Under these statutes and rules of practice, it was clearly the right of the petitioner who has prayed for and obtained an appeal to this court from the final decree, to have the court enter an order requiring the stenographer who took the testimony to transcribe the same and file it in the case, without the prepayment of tlie costs therefor. Allen v. Allen, 223 Ala. 223, 135 So. 169.
The only condition to her right of appeal is that she give security for the costs of appeal. Code 1923, § 6131. To this end the peremptory writ of mandamus will be granted as prayed in the petition, unless the respondent. Hon.

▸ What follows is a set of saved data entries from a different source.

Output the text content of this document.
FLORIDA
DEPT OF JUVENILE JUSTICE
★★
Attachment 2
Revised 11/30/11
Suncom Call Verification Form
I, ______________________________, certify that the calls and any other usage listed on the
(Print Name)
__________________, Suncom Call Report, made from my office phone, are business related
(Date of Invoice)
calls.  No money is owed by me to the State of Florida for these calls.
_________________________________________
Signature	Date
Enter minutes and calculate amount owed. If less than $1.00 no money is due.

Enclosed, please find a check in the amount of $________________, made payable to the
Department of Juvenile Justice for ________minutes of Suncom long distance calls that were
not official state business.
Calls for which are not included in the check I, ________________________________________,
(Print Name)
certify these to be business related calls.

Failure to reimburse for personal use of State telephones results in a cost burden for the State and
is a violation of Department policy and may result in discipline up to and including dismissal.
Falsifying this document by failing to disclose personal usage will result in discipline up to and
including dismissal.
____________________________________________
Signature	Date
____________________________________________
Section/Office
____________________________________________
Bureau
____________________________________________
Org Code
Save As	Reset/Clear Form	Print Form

W. ,M. Walker, on being advised of this opinion, modifies his order by striking therefrom the words “upon payment of costs thereof by the respondent, Thelma Wright.”
We are not of opinion that the petition presents a case where this court should interfere and suspend the execution of the decree committing the custody of the child to its paternal grandmother, and in this respect the petition is denied without prejudice.
Petition granted in part, and in part denied.